Als ein Rahmen, in dem Kinder auf Wunsch ihrer Eltern und der Gesellschaft denken, kommunizieren und handeln, weist die Sprache zwei widersprüchliche Merkmale auf: Freiheit und Zwang. Der allumfassende Umbruch, dem wir uns ausgesetzt sehen, betrifft beide. Um in einer Gesellschaft mit hochspezialisierten Interaktionsmustern effektiv bestehen zu können, ist ein Abwägen zwischen Freiheiten und Zwängen unausweichlich. Auf sozialer und kultureller Ebene beeinträchtigen die Zwänge, die in allgemein verbreiteten Vorurteilen und Ideologien zum Ausdruck kommen, unseren begrenzten Entscheidungsspielraum und unsere persönliche Integrität. Die Sprache entpuppt sich nicht nur als Medium zum Ausdruck von Idealen, sondern auch als widerspenstiger Träger alter und neuer Vorurteile. Sie ist auch ein Instrument der Täuschung und birgt im Ideal der Schriftkultur die offenkundigste und folgenreichste aller Täuschungen, die Schriftlichkeit als Allheilmittel für jedes Problem der Menschheit herauszustellen: für Armut, Ungerechtigkeit und Ignoranz, bei militärischen Konflikten, für Krankheit, Hunger und schließlich sogar für die Unfähigkeit, mit neuen Entwicklungen in Wissenschaft und Technik Schritt zu halten. Interessanterweise glauben die Netoyens das gleiche im Hinblick auf das Internet! In ihrer Kampagne für eine freie Wahl der Literalität sind sie genauso dogmatisch bezüglich ihrer Kommunikationsformen wie die Modern Language Association und vergleichbare Organisationen in anderen Ländern bezüglich der altmodischen Schriftkultur.

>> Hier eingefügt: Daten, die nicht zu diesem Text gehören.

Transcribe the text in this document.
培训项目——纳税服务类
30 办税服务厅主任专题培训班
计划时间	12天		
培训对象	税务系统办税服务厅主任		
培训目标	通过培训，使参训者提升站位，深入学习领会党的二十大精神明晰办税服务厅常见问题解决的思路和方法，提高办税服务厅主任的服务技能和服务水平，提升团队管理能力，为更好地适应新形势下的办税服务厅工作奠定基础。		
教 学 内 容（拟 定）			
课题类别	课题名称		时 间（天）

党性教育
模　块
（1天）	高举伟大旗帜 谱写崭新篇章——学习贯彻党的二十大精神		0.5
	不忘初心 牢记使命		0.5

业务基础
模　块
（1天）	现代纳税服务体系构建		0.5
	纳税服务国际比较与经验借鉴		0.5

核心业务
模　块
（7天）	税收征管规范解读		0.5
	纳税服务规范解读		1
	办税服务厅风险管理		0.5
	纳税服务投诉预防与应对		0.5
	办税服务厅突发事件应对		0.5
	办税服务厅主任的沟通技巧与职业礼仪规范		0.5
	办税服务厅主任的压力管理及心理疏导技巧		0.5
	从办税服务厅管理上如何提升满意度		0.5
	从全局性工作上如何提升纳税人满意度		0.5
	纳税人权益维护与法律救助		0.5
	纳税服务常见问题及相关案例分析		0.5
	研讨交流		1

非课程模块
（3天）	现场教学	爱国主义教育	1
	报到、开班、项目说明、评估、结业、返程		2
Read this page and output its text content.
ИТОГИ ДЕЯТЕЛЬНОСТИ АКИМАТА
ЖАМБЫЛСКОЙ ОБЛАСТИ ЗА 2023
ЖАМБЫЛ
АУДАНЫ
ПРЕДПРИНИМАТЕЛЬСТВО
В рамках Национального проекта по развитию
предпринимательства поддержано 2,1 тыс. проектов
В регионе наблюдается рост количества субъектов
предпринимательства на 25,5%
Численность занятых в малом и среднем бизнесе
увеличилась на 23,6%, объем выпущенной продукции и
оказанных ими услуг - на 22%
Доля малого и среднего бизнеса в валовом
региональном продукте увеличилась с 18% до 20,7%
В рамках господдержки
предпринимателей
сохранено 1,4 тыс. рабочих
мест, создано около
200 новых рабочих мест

Wir müssen akzeptieren, daß unsere Welt mit ihren diversifizierten Formen der Praxis (die der Vielfalt der Menschen entsprechen) mehr als nur eine Form von Schriftlichkeit benötigt. Aber das allein würde kein ausreichender Grund für eine Veränderung des gegenwärtigen Bildungssystems sein, wenn nicht gleichzeitig auch neue Wege des Wissenserwerbs entwickelt werden. Die Annahme, daß Sprache ein hochentwickeltes Zeichensystem ist, trifft zwar zu, besagt aber nicht unbedingt, daß jedes Mitglied einer Gesellschaft diese Sprache beherrschen muß, um in der Gesellschaft zu bestehen. Um uns von dieser Vorstellung zu befreien, brauchen wir mehr als das Beispiel einzelner Menschen, die in Bereichen, in denen Schriftkultur und Schrift nicht vorherrschend oder gänzlich überflüssig sind, ein hohes Maß an Effizienz an den Tag legen.